In ME1, Cerberus is committing crimes... 1) killing an Alliance Admiral is a crime. 2) Since husks come from humans... then we know they had three in captivity on Binthu.. along with Rachni. Those are crimes.
As far as the genophage... you're speaking about a council from more than 1,400 years prior to Shepard's time. Mordin doesn't indicate that he was working for the Council when he updated the genophage. He says he was working for Salarian STG Special Tasks Group. We don't know whether their assignment came from the Council or from the Salarian government (Dalatrass). So, again, there appears to have been no crime commited by the Council in ME2.

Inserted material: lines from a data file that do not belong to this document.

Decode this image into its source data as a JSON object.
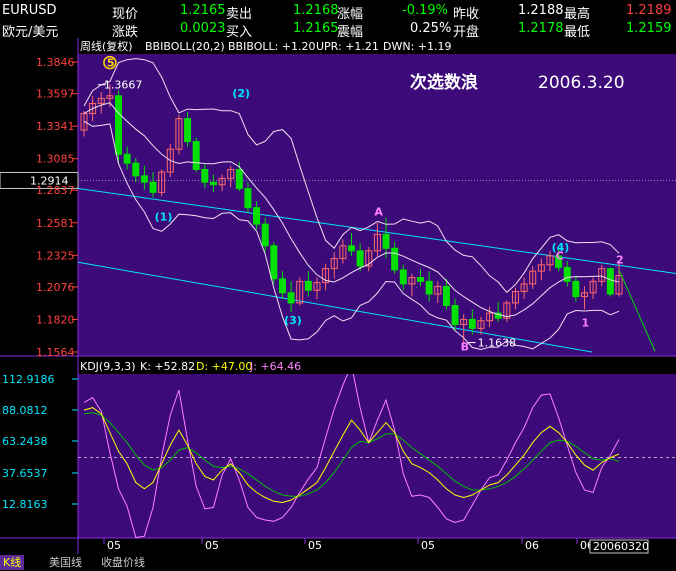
{
  "quote": {
    "symbol": "EURUSD",
    "name": "欧元/美元",
    "row1": [
      {
        "label": "现价",
        "value": "1.2165",
        "cls": "grn"
      },
      {
        "label": "卖出",
        "value": "1.2168",
        "cls": "grn"
      },
      {
        "label": "涨幅",
        "value": "-0.19%",
        "cls": "grn"
      },
      {
        "label": "昨收",
        "value": "1.2188",
        "cls": "wht"
      },
      {
        "label": "最高",
        "value": "1.2189",
        "cls": "red"
      }
    ],
    "row2": [
      {
        "label": "涨跌",
        "value": "0.0023",
        "cls": "grn"
      },
      {
        "label": "买入",
        "value": "1.2165",
        "cls": "grn"
      },
      {
        "label": "震幅",
        "value": "0.25%",
        "cls": "wht"
      },
      {
        "label": "开盘",
        "value": "1.2178",
        "cls": "grn"
      },
      {
        "label": "最低",
        "value": "1.2159",
        "cls": "grn"
      }
    ]
  },
  "main_panel": {
    "indicator_title": "周线(复权)",
    "indicator_name": "BBIBOLL(20,2)",
    "bbiboll": "BBIBOLL: +1.20",
    "upr": "UPR: +1.21",
    "dwn": "DWN: +1.19",
    "annotation_title": "次选数浪",
    "annotation_date": "2006.3.20",
    "price_axis": [
      "1.3846",
      "1.3597",
      "1.3341",
      "1.3085",
      "1.2914",
      "1.2837",
      "1.2581",
      "1.2325",
      "1.2076",
      "1.1820",
      "1.1564"
    ],
    "cursor_price": "1.2914",
    "high_label": "1.3667",
    "low_label": "1.1638",
    "wave_labels": [
      "5",
      "(2)",
      "(1)",
      "A",
      "(4)",
      "C",
      "2",
      "(3)",
      "B",
      "1"
    ]
  },
  "kdj_panel": {
    "indicator_name": "KDJ(9,3,3)",
    "k_label": "K: +52.82",
    "d_label": "D: +47.00",
    "j_label": "J: +64.46",
    "axis": [
      "112.9186",
      "88.0812",
      "63.2438",
      "37.6537",
      "12.8163"
    ]
  },
  "time_axis": {
    "labels": [
      "05",
      "05",
      "05",
      "05",
      "06",
      "06"
    ],
    "cursor_date": "20060320"
  },
  "tabs": [
    {
      "label": "K线",
      "active": true
    },
    {
      "label": "美国线",
      "active": false
    },
    {
      "label": "收盘价线",
      "active": false
    }
  ],
  "colors": {
    "panel_bg": "#3d0a7a",
    "grid": "#8a2be2",
    "up": "#ff6a6a",
    "down": "#00e000",
    "band": "#f0e0f0",
    "channel": "#00e5ff",
    "k": "#ffffff",
    "d": "#ffff00",
    "j": "#00c000",
    "j_line": "#ff80ff"
  },
  "chart_data": {
    "type": "candlestick",
    "series": [
      {
        "name": "BBIBOLL",
        "values": [
          1.2
        ]
      },
      {
        "name": "UPR",
        "values": [
          1.21
        ]
      },
      {
        "name": "DWN",
        "values": [
          1.19
        ]
      }
    ],
    "ohlc": [
      [
        1.331,
        1.346,
        1.326,
        1.344
      ],
      [
        1.344,
        1.358,
        1.338,
        1.352
      ],
      [
        1.352,
        1.361,
        1.344,
        1.356
      ],
      [
        1.356,
        1.367,
        1.349,
        1.358
      ],
      [
        1.358,
        1.362,
        1.305,
        1.312
      ],
      [
        1.312,
        1.318,
        1.3,
        1.305
      ],
      [
        1.305,
        1.309,
        1.29,
        1.295
      ],
      [
        1.295,
        1.303,
        1.284,
        1.29
      ],
      [
        1.29,
        1.298,
        1.278,
        1.282
      ],
      [
        1.282,
        1.3,
        1.279,
        1.298
      ],
      [
        1.298,
        1.32,
        1.294,
        1.316
      ],
      [
        1.316,
        1.343,
        1.312,
        1.34
      ],
      [
        1.34,
        1.345,
        1.318,
        1.322
      ],
      [
        1.322,
        1.325,
        1.298,
        1.3
      ],
      [
        1.3,
        1.304,
        1.285,
        1.29
      ],
      [
        1.29,
        1.296,
        1.282,
        1.288
      ],
      [
        1.288,
        1.296,
        1.283,
        1.293
      ],
      [
        1.293,
        1.303,
        1.286,
        1.3
      ],
      [
        1.3,
        1.306,
        1.283,
        1.285
      ],
      [
        1.285,
        1.29,
        1.266,
        1.27
      ],
      [
        1.27,
        1.275,
        1.253,
        1.257
      ],
      [
        1.257,
        1.262,
        1.235,
        1.24
      ],
      [
        1.24,
        1.243,
        1.21,
        1.214
      ],
      [
        1.214,
        1.22,
        1.198,
        1.203
      ],
      [
        1.203,
        1.212,
        1.188,
        1.195
      ],
      [
        1.195,
        1.215,
        1.193,
        1.212
      ],
      [
        1.212,
        1.22,
        1.2,
        1.205
      ],
      [
        1.205,
        1.215,
        1.198,
        1.211
      ],
      [
        1.211,
        1.226,
        1.205,
        1.222
      ],
      [
        1.222,
        1.235,
        1.214,
        1.23
      ],
      [
        1.23,
        1.245,
        1.226,
        1.24
      ],
      [
        1.24,
        1.25,
        1.232,
        1.236
      ],
      [
        1.236,
        1.242,
        1.22,
        1.224
      ],
      [
        1.224,
        1.239,
        1.22,
        1.236
      ],
      [
        1.236,
        1.258,
        1.232,
        1.249
      ],
      [
        1.249,
        1.262,
        1.23,
        1.238
      ],
      [
        1.238,
        1.243,
        1.218,
        1.221
      ],
      [
        1.221,
        1.225,
        1.205,
        1.21
      ],
      [
        1.21,
        1.218,
        1.2,
        1.215
      ],
      [
        1.215,
        1.222,
        1.208,
        1.212
      ],
      [
        1.212,
        1.22,
        1.196,
        1.202
      ],
      [
        1.202,
        1.212,
        1.195,
        1.208
      ],
      [
        1.208,
        1.214,
        1.19,
        1.193
      ],
      [
        1.193,
        1.198,
        1.173,
        1.178
      ],
      [
        1.178,
        1.186,
        1.164,
        1.182
      ],
      [
        1.182,
        1.19,
        1.17,
        1.175
      ],
      [
        1.175,
        1.184,
        1.17,
        1.181
      ],
      [
        1.181,
        1.192,
        1.176,
        1.187
      ],
      [
        1.187,
        1.196,
        1.18,
        1.183
      ],
      [
        1.183,
        1.197,
        1.18,
        1.195
      ],
      [
        1.195,
        1.207,
        1.19,
        1.204
      ],
      [
        1.204,
        1.215,
        1.198,
        1.21
      ],
      [
        1.21,
        1.224,
        1.206,
        1.22
      ],
      [
        1.22,
        1.23,
        1.213,
        1.225
      ],
      [
        1.225,
        1.236,
        1.22,
        1.232
      ],
      [
        1.232,
        1.239,
        1.22,
        1.223
      ],
      [
        1.223,
        1.228,
        1.208,
        1.212
      ],
      [
        1.212,
        1.216,
        1.196,
        1.2
      ],
      [
        1.2,
        1.208,
        1.19,
        1.203
      ],
      [
        1.203,
        1.215,
        1.198,
        1.212
      ],
      [
        1.212,
        1.225,
        1.208,
        1.222
      ],
      [
        1.222,
        1.223,
        1.2,
        1.202
      ],
      [
        1.202,
        1.228,
        1.2,
        1.2165
      ]
    ],
    "kdj": {
      "k": [
        88,
        90,
        85,
        70,
        55,
        45,
        30,
        25,
        30,
        45,
        60,
        72,
        60,
        45,
        35,
        32,
        40,
        45,
        38,
        28,
        22,
        18,
        15,
        14,
        16,
        20,
        25,
        30,
        42,
        55,
        68,
        80,
        72,
        62,
        70,
        78,
        70,
        55,
        45,
        42,
        38,
        32,
        25,
        20,
        18,
        20,
        24,
        28,
        30,
        36,
        44,
        52,
        62,
        70,
        75,
        70,
        62,
        52,
        44,
        40,
        46,
        50,
        52.82
      ],
      "d": [
        85,
        86,
        84,
        78,
        70,
        62,
        52,
        44,
        40,
        42,
        48,
        56,
        58,
        54,
        48,
        43,
        42,
        43,
        41,
        37,
        32,
        27,
        23,
        20,
        19,
        19,
        21,
        24,
        30,
        38,
        48,
        58,
        63,
        62,
        65,
        69,
        69,
        64,
        58,
        53,
        48,
        43,
        37,
        31,
        27,
        24,
        24,
        25,
        27,
        30,
        35,
        41,
        48,
        55,
        62,
        64,
        63,
        59,
        54,
        49,
        48,
        49,
        47.0
      ],
      "j": [
        94,
        98,
        87,
        54,
        25,
        11,
        -14,
        -13,
        10,
        51,
        84,
        104,
        64,
        27,
        9,
        10,
        36,
        49,
        32,
        10,
        2,
        0,
        -1,
        2,
        10,
        22,
        33,
        42,
        66,
        89,
        108,
        124,
        90,
        62,
        80,
        96,
        72,
        37,
        19,
        20,
        18,
        10,
        1,
        -2,
        0,
        12,
        24,
        34,
        36,
        48,
        62,
        74,
        90,
        100,
        101,
        82,
        60,
        38,
        24,
        22,
        42,
        52,
        64.46
      ]
    }
  }
}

The Council is ineffective and tends to "turn a blind eye" because it is somewhat powerless to take action, particularly when the Turians are involved... but that doesn't make them a criminal organization. Cerberus went rogue... left the Alliance... and is clearly controlled by one man, TIM... and they commit crimes against humanity and other species in council space. The council is not "as bad as Cerberus."

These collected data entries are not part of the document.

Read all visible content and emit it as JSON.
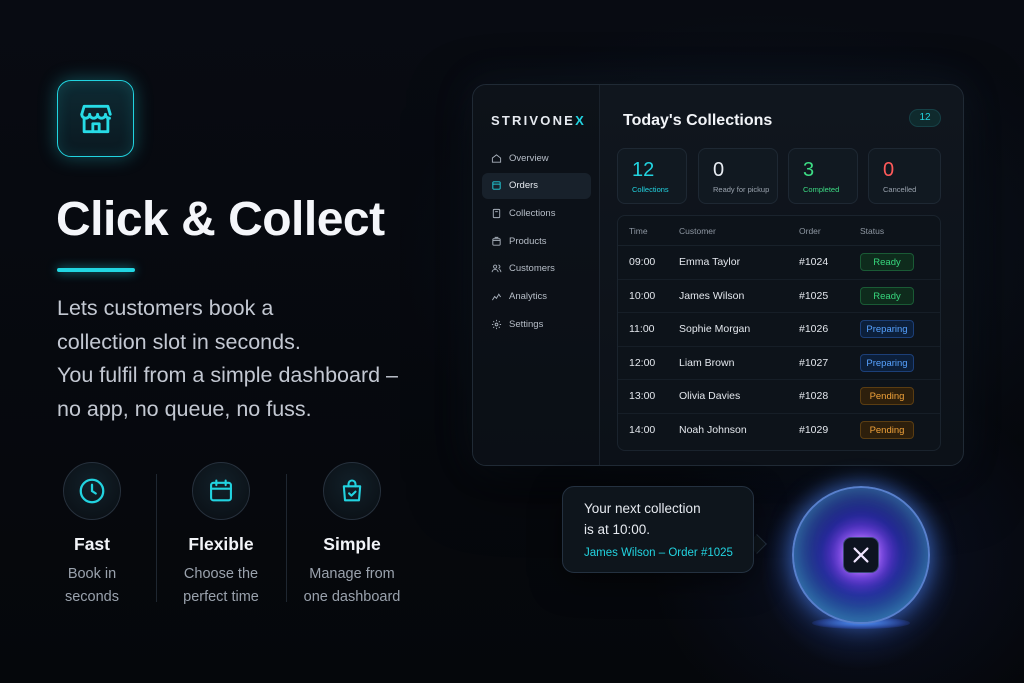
{
  "hero": {
    "title": "Click & Collect",
    "description_lines": [
      "Lets customers book a",
      "collection slot in seconds.",
      "You fulfil from a simple dashboard –",
      "no app, no queue, no fuss."
    ],
    "logo_icon": "storefront-icon"
  },
  "features": [
    {
      "icon": "clock-icon",
      "title": "Fast",
      "sub": [
        "Book in",
        "seconds"
      ]
    },
    {
      "icon": "calendar-icon",
      "title": "Flexible",
      "sub": [
        "Choose the",
        "perfect time"
      ]
    },
    {
      "icon": "shopping-bag-icon",
      "title": "Simple",
      "sub": [
        "Manage from",
        "one dashboard"
      ]
    }
  ],
  "dashboard": {
    "brand": "STRIVONE",
    "brand_accent": "X",
    "nav": [
      {
        "label": "Overview",
        "icon": "home-icon",
        "active": false
      },
      {
        "label": "Orders",
        "icon": "orders-icon",
        "active": true
      },
      {
        "label": "Collections",
        "icon": "collections-icon",
        "active": false
      },
      {
        "label": "Products",
        "icon": "box-icon",
        "active": false
      },
      {
        "label": "Customers",
        "icon": "users-icon",
        "active": false
      },
      {
        "label": "Analytics",
        "icon": "analytics-icon",
        "active": false
      },
      {
        "label": "Settings",
        "icon": "gear-icon",
        "active": false
      }
    ],
    "title": "Today's Collections",
    "count": "12",
    "stats": [
      {
        "num": "12",
        "label": "Collections",
        "color": "#22d3e0"
      },
      {
        "num": "0",
        "label": "Ready for pickup",
        "color": "#f2f4f8"
      },
      {
        "num": "3",
        "label": "Completed",
        "color": "#3ddc84"
      },
      {
        "num": "0",
        "label": "Cancelled",
        "color": "#ff5a5a"
      }
    ],
    "table": {
      "headers": {
        "time": "Time",
        "customer": "Customer",
        "order": "Order",
        "status": "Status"
      },
      "rows": [
        {
          "time": "09:00",
          "customer": "Emma Taylor",
          "order": "#1024",
          "status": "Ready",
          "kind": "ready"
        },
        {
          "time": "10:00",
          "customer": "James Wilson",
          "order": "#1025",
          "status": "Ready",
          "kind": "ready"
        },
        {
          "time": "11:00",
          "customer": "Sophie Morgan",
          "order": "#1026",
          "status": "Preparing",
          "kind": "preparing"
        },
        {
          "time": "12:00",
          "customer": "Liam Brown",
          "order": "#1027",
          "status": "Preparing",
          "kind": "preparing"
        },
        {
          "time": "13:00",
          "customer": "Olivia Davies",
          "order": "#1028",
          "status": "Pending",
          "kind": "pending"
        },
        {
          "time": "14:00",
          "customer": "Noah Johnson",
          "order": "#1029",
          "status": "Pending",
          "kind": "pending"
        }
      ]
    }
  },
  "bubble": {
    "line1": "Your next collection",
    "line2": "is at 10:00.",
    "line3": "James Wilson – Order #1025"
  },
  "orb": {
    "icon": "x-logo-icon"
  },
  "colors": {
    "accent": "#22d3e0",
    "ready": "#37d77d",
    "preparing": "#57a2ff",
    "pending": "#f0a23a"
  }
}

As far as the spectres go... we see first-hand how little the Council actually has control over them. They appoint them and basically cut them loose... putting the onus on the spectre to "do what they feel is right (or wrong). That's also not a crime because in the end, all they bestow on a spectre is a symbolic title. The impression of spectres being above the law that the public holds is what puts them above the law. It's not like the Council steps in and prevents the Alliance from putting Shepard into detection even if he/she is, at that time, still a spectre.